Joanne Williams

Luke was born with Cystic Fibrosis. CF is a chronic lung disease that causes thick sticky mucous to build up in his lungs which can lead to serious illnesses. CF also affects the pancreas and digestive systems as well. As a result, Luke takes several medications every day, some at every meal. He must also endure breathing treatments and percussive chest therapy sessions every day, some times as many as 4 or 5 times a day. The advances in medications, treatments and nutrition have been incredible, extending the life expectancy of CF’ers into their 40’s. However to date there is no cure. 

2 years ago we were confronted with the severe effects of this disease for the first time when Luke was hospitalized in March. After fighting off a cough for several weeks he began to run a fever one afternoon. We were able to get him into the CF clinic the following day and our worst fears were confirmed. His PFT results (Pulmonary Function Test) which are a measure of how well his lungs are working, were low. Then the doctors told us the news we had prayed we would never hear: the suggested course of treatment was going to be IV antibiotics to be administered in the hospital over a 10 day stay.

Being that this was the first time in 7 ½  years we had ever had to deal with this issue we had no idea what to expect. And needless to say Chuck and I were devastated but we realized that this was the best course of treatment and if it meant fixing the current problem and improving Luke’s overall health we would try somehow to find the resolve to get through it as best we could.

I am happy to say that within days of receiving the antibiotics Luke started to act like his normal crazy self. By the end of the stay his PFT results were better than ever and he was released as planned, and he even played in his soccer game the next day!

The protocol for treating these kids with CF and getting them back to good health quickly has been developed by the CF Foundation in cooperation with the great doctors and nurses throughout the country.
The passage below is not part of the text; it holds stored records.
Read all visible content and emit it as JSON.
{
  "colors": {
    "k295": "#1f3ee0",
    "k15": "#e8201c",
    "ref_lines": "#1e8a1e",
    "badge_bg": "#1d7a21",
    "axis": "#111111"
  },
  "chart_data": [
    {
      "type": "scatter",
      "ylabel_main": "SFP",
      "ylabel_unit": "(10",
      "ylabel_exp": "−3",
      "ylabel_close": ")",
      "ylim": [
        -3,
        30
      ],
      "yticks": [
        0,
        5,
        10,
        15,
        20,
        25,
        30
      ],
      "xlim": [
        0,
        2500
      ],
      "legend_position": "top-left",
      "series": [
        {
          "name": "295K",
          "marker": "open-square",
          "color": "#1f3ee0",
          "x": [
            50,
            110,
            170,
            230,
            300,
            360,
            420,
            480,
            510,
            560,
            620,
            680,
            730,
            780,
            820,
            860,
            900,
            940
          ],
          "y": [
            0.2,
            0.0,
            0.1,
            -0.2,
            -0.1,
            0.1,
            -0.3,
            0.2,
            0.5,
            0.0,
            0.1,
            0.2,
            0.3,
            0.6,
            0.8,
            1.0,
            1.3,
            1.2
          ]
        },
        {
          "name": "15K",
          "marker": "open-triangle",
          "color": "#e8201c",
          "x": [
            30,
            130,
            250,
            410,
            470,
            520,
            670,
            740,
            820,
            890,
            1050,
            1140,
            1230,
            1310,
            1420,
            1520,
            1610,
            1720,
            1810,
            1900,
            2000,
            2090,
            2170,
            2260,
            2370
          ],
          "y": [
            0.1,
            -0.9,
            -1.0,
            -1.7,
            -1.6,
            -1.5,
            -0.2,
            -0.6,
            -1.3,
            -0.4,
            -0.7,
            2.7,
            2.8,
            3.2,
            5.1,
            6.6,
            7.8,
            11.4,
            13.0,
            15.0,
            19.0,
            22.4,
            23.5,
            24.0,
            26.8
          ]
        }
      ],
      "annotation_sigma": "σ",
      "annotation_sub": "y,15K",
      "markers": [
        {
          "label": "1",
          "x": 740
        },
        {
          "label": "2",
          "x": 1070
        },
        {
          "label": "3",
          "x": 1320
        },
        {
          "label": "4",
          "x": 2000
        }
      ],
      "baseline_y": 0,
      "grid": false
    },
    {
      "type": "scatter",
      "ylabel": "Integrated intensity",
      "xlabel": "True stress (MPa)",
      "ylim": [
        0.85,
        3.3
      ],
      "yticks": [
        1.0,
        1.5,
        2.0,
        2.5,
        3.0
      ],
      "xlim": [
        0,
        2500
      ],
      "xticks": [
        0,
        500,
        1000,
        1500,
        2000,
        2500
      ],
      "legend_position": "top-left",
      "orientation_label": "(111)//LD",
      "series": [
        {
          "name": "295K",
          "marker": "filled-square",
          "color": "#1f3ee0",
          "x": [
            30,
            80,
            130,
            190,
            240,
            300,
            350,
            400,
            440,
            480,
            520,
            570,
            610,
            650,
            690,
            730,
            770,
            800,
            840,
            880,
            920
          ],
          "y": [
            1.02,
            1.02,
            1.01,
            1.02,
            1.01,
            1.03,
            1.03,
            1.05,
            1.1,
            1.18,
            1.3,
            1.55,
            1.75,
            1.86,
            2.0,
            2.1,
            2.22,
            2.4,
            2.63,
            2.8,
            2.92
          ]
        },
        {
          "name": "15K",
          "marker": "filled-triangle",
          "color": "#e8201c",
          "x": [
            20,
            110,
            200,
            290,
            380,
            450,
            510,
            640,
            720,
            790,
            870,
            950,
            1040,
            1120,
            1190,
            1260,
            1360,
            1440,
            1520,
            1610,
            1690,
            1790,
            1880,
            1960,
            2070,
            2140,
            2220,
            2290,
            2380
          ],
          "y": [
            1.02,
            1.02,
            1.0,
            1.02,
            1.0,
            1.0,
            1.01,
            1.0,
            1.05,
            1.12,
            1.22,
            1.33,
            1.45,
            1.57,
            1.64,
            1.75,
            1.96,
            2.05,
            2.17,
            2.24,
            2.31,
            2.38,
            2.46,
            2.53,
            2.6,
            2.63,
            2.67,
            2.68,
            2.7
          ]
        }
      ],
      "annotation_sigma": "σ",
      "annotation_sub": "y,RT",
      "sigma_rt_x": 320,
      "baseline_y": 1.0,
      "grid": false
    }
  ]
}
It’s part of the lifesaving and life lengthening work that the Foundation does. The more this disease can be studied and treatments and drugs can be developed to fight it, the better off anyone suffering from CF will be.
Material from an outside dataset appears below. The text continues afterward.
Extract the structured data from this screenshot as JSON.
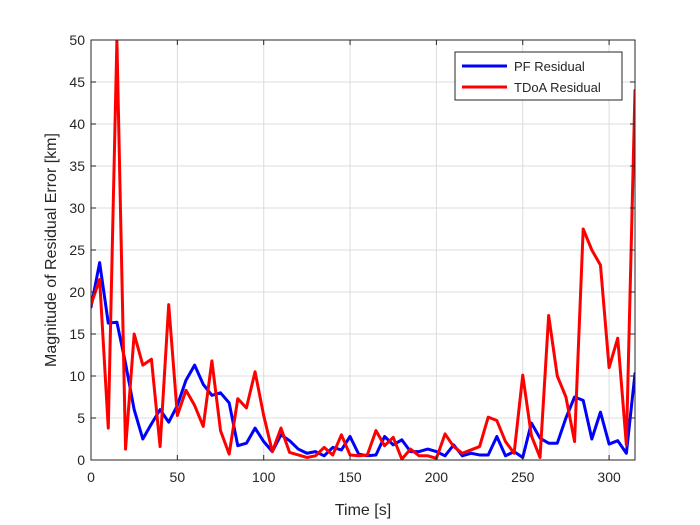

In years past I have hosted events to help raise money for CF research. This year I have decided to focus my efforts on the Great Strides Walk for Cystic Fibrosis which is the main fund raising event for the CF Foundation. In turn, the CF Foundation funds research for a cure. And the foundation is remarkably efficient. 92 cents  of every dollar donated goes directly to research for a cure. The CF Foundation is NOT government funded and relies solely on donations from people like you.

Cystic Fibrosis has made many milestones through the past decades. Forbes Magazine named Kalydeco the Drug Discovery of the year in 2012. Kalydeco was developed by Vertex Pharmaceuticals with significant funding by the CF Foundation. Kalydeco is the first drug approved by the FDA for the underlying genetic cause of CF. In 2014, the FDA approved Orkambi, the second drug funded by the CF Foundation for the treatment of the underlying cause of CF. Orkambi in addition to Kalydeco provide treatments for about 50% of people with CF.
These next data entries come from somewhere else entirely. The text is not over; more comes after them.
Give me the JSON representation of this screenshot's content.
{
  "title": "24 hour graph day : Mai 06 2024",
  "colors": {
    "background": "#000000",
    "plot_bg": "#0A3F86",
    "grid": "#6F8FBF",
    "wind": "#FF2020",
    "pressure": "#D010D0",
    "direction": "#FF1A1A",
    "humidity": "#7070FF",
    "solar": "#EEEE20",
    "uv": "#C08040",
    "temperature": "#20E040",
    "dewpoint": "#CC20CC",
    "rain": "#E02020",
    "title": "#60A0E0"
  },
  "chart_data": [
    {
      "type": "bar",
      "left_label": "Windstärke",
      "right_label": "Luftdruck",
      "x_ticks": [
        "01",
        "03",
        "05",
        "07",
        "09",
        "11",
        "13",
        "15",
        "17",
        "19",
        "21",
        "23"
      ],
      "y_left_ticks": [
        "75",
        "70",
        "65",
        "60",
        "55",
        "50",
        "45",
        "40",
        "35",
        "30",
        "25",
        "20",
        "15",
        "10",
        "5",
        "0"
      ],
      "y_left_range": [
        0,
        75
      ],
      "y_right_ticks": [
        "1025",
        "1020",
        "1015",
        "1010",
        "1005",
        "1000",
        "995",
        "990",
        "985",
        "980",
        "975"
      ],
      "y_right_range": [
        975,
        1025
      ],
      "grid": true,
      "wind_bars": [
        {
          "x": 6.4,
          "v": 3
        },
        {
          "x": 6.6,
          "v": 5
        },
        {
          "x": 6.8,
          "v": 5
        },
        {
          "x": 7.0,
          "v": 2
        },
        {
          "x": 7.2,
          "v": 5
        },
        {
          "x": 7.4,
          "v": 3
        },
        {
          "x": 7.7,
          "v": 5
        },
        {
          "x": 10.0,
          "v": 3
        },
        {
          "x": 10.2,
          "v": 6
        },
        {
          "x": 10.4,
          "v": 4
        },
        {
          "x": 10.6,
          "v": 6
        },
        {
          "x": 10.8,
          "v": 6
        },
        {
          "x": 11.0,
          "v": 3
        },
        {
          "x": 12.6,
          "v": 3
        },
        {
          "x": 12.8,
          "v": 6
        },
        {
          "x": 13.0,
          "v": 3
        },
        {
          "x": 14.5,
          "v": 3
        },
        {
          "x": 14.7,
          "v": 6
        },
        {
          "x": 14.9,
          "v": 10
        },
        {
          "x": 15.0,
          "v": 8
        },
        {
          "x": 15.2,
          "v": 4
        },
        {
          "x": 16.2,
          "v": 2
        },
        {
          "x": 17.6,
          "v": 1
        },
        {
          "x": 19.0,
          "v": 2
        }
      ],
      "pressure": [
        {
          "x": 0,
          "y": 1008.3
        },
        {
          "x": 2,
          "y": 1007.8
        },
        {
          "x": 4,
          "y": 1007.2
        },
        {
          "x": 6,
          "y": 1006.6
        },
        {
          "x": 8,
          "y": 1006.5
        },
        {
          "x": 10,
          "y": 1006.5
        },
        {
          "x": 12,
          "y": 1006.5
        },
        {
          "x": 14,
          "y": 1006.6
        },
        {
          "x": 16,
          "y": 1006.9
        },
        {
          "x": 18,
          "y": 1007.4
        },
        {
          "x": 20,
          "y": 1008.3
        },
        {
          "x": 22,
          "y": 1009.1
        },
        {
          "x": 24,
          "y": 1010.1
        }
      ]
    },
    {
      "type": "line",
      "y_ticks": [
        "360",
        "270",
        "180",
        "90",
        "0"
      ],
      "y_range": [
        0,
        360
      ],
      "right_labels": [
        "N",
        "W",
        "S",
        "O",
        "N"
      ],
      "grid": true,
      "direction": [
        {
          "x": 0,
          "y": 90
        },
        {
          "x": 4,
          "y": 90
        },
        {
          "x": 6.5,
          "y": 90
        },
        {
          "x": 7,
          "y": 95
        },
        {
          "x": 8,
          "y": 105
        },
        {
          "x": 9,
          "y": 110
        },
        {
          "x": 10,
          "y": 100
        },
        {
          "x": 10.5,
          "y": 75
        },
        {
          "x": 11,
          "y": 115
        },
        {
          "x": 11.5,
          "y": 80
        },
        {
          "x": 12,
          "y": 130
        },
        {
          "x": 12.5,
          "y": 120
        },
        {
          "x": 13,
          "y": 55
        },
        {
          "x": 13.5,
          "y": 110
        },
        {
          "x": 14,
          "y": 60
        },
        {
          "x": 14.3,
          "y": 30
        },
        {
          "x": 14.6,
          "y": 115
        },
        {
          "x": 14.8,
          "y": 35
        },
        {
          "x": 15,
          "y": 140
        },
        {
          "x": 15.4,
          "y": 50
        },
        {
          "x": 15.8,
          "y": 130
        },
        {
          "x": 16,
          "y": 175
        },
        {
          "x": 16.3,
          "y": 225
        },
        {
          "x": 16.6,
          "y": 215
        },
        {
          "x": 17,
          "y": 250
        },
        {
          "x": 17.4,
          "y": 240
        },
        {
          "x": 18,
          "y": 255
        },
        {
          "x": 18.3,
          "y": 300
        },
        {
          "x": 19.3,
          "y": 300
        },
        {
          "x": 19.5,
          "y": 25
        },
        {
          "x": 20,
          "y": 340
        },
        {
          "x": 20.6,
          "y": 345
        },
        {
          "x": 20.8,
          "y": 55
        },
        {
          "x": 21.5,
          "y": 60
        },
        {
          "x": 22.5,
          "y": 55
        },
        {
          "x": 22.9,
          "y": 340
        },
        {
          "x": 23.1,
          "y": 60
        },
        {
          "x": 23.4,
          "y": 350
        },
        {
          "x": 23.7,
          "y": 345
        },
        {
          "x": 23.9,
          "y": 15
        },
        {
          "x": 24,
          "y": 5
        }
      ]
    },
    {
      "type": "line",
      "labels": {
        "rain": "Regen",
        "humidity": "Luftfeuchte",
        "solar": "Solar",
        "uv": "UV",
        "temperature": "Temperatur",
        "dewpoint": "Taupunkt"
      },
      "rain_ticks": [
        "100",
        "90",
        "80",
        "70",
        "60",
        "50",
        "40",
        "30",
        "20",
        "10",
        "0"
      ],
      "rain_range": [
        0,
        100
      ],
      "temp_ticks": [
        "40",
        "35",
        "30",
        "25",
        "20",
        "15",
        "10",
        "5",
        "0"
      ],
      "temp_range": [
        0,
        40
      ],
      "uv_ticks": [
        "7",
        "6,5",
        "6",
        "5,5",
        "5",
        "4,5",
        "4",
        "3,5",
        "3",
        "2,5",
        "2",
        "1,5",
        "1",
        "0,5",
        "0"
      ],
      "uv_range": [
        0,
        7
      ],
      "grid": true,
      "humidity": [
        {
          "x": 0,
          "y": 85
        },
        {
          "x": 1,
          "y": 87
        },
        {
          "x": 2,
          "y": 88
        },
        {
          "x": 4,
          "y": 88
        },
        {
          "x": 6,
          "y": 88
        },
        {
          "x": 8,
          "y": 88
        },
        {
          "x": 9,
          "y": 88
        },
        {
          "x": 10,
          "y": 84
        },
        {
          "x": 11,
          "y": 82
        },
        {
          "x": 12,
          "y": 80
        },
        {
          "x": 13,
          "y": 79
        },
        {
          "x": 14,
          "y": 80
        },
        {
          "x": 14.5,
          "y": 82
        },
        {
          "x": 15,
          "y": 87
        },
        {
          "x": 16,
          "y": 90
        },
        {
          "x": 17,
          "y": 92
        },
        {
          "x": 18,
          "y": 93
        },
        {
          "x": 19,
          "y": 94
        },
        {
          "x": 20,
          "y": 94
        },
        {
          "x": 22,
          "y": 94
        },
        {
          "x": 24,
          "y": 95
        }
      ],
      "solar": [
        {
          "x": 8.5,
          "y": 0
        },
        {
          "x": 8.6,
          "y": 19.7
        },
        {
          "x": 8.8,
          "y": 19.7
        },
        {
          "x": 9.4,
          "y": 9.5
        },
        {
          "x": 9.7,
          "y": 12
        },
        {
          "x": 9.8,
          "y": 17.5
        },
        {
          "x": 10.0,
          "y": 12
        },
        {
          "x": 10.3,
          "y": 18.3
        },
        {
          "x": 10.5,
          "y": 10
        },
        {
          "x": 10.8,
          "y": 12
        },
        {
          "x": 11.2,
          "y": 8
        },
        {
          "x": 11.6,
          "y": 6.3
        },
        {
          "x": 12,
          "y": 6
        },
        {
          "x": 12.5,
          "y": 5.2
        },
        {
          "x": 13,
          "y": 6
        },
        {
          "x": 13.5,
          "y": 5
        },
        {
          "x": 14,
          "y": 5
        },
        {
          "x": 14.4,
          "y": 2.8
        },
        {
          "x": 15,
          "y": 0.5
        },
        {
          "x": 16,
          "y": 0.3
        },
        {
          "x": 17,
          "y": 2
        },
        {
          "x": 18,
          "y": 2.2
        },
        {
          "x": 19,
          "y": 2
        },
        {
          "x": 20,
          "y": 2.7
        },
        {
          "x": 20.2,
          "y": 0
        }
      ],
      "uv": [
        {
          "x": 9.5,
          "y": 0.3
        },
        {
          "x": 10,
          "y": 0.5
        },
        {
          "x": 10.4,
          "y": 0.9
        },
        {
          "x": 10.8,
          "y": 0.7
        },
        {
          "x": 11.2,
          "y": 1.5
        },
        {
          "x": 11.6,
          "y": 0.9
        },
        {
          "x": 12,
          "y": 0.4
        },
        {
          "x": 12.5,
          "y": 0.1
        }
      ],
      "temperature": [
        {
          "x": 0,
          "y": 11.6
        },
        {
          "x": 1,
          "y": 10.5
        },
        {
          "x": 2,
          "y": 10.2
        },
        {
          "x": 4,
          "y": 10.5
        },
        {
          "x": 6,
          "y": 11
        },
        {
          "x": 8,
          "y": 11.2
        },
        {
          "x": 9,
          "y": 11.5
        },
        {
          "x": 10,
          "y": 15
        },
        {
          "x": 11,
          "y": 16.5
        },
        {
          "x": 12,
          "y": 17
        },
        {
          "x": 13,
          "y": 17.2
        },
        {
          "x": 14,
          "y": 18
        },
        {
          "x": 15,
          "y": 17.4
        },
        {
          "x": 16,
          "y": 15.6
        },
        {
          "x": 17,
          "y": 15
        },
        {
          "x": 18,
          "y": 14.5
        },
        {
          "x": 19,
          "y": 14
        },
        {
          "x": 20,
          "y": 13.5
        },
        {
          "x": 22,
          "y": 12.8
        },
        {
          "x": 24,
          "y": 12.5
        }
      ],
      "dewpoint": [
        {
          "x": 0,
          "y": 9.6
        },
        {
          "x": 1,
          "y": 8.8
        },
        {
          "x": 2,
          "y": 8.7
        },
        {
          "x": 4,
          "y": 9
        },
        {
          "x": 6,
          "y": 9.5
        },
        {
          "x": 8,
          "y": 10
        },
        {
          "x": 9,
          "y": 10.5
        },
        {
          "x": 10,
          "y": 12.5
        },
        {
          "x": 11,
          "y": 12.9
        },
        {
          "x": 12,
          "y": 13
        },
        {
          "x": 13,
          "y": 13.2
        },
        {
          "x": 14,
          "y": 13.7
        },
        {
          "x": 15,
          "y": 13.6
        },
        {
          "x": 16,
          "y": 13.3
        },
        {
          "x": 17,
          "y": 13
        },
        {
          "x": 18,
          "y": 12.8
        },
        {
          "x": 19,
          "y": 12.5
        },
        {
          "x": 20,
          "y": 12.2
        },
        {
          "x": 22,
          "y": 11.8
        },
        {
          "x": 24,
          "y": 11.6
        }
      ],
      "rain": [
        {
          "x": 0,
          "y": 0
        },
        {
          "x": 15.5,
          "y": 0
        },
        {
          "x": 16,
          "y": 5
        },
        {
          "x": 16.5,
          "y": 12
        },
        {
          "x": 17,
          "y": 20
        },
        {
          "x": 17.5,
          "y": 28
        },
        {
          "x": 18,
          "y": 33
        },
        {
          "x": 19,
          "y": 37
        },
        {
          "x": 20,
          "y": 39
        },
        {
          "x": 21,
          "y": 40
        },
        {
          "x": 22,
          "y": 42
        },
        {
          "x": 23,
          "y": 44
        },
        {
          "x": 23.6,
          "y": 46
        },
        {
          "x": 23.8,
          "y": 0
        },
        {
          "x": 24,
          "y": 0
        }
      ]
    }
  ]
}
We attend the walk every year and have been blessed to have many of you join us in the past. We are asking for your support again this year. There are several ways in which you can show your support:

        Follow the link below and register to walk as a part of our team the Luke Skywalkers

        Follow the link below to make a donation which will go toward my team’s fundraising goal

        Simply add Luke to your own thoughts and prayers as we appreciate all of the support we get

Luke is our inspiration and driving force. He is a constant reminder to us that the only thing that matters in this world is faith and family. We know that with God’s help and your support we will, as a family, overcome this disease.